Flávio Dino, o ministro três em um

A menos que a Constituição tenha virado letra morta e não estejamos mais sob a égide do Estado Democrático de Direito, a falência do presidente Lula da Silva em preservar os biomas nacionais, ora esturricados por queimadas sobretudo criminosas, não autoriza o Supremo Tribunal Federal (STF) a preencher o vazio de governança deixado pelo chefe de Estado e de governo. Nem muito menos por meio de decisões tomadas por um só ministro – no caso, o novato Flávio Dino.

Ninguém livre de vieses político-ideológicos haverá de negar que Lula tem falhado miseravelmente em cumprir a promessa de devolver ao Brasil a liderança pelo exemplo em qualquer fórum de discussão de ações de preservação do meio ambiente e combate às mudanças no clima. Da mesma forma, é inegável que as queimadas impõem a ação urgente do Estado. Mas não será ao arrepio dos princípios democráticos e republicanos fundamentais que esse gravíssimo problema haverá de ser resolvido.

Ao que consta, a separação de Poderes ainda vige no País. Mas Dino, decerto imbuído daquelas boas intenções das quais o inferno está cheio, além de usurpar competências do presidente da República sem ser incomodado por seus pares no STF e, sobretudo, pelo usurpado, agora avança, pasme o leitor, sobre a prerrogativa do Congresso de propor emendas ao texto constitucional. E pior: por via indireta.

No fim da semana passada, Dino ordenou que fossem realizados “estudos” sobre a possibilidade de aplicação do artigo 243 da Constituição, que prevê as hipóteses para a expropriação de terras, aos casos de desmatamento ilegal provocado por incêndios dolosos, ou seja, intencionais.

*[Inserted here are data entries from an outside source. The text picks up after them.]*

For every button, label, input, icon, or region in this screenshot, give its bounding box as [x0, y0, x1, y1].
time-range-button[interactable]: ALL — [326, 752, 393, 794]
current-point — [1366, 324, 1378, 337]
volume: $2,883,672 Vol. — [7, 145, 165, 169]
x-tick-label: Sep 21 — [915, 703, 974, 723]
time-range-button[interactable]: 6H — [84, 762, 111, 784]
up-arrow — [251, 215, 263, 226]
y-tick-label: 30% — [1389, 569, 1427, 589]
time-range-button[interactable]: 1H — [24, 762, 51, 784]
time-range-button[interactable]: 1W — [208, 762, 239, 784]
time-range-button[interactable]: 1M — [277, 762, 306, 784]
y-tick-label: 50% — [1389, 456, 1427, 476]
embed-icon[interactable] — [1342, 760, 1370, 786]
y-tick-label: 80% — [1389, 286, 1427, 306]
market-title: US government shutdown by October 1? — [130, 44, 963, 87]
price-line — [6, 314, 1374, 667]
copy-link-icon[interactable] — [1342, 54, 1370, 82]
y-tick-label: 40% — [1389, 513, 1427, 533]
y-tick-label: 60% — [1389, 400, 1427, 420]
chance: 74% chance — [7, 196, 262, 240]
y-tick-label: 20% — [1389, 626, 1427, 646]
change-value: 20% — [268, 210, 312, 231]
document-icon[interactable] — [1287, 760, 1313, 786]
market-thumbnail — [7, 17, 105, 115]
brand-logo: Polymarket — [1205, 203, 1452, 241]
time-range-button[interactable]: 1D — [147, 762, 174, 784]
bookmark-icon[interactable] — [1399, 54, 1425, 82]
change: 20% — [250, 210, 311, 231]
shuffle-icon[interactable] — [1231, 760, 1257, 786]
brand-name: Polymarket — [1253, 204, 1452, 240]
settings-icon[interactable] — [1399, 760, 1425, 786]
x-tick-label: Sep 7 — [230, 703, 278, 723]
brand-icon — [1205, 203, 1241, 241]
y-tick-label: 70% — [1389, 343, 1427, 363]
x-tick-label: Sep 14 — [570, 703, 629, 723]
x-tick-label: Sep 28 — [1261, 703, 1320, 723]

Hoje, o referido dispositivo constitucional só autoriza a expropriação de propriedades rurais e urbanas para fins de reforma agrária e programas de habitação popular em dois casos: onde houver (i) culturas ilegais de plantas psicotrópicas e (ii) exploração de trabalho escravo. Mas isso parece pouco para o “senador togado”, para usar uma expressão de Carlos Andreazza, colunista deste jornal.

Vivêssemos tempos de normalidade democrática e institucional, seria ocioso lembrar que aos ministros do STF cabe exclusivamente fazer cumprir a Constituição tal como ela está escrita, e não encomendar eventuais alterações na Lei Maior a qualquer pretexto e por quaisquer meios.

Mas, quando já parece pacificado que a espera por autocontenção dos ministros da Suprema Corte já se desvela perda de tempo, é o caso de indagar: quem ou o que haverá de deter mais esse desabrido abuso de poder, algo que se tornou tão banal entre membros da mais alta instância do Poder Judiciário?

Tomado por laivos de executivo, o ministro Flávio Dino ainda determinou que o Palácio do Planalto, os partidos políticos e a Procuradoria-Geral da República (PGR), além de organizações da sociedade civil, se manifestem sobre sua “emenda” constitucional particular no prazo de 15 dias.

Para tristeza de todos os que ainda guardam algum respeito pelos princípios republicanos neste país, todas essas decisões do ministro Flávio Dino foram tomadas no âmbito de um “pacote de medidas” propostas por ele em audiências de “conciliação” que, a rigor, nem sequer deveriam ter sido realizadas.

Como já sublinhamos nesta página, Dino conduz essas audiências na condição de relator do voto vencedor em uma Arguição de Descumprimento de Preceito Fundamental (ADPF) que já foi julgada pelo plenário do STF no início deste ano e para a qual já há acórdão publicado.

Que nenhum outro ministro da Suprema Corte se abale a dizer palavra sobre esse descalabro é tão ou mais grave do que os arroubos expansionistas do sr. Dino. Não se pode condenar quem veja nisso uma espécie de compadrio no desrespeito à Constituição, em nome sabe-se lá de que, justamente entre os onze brasileiros que deveriam ser os seus mais aguerridos defensores.

A inoperância de Lula no combate às queimadas e na adaptação do País que ele governa às mudanças no clima não resolve um problema e ainda cria outro.

O fogo que consome os biomas e a reputação do Brasil na seara ambiental também chamusca o que ainda resta de institucionalidade no País.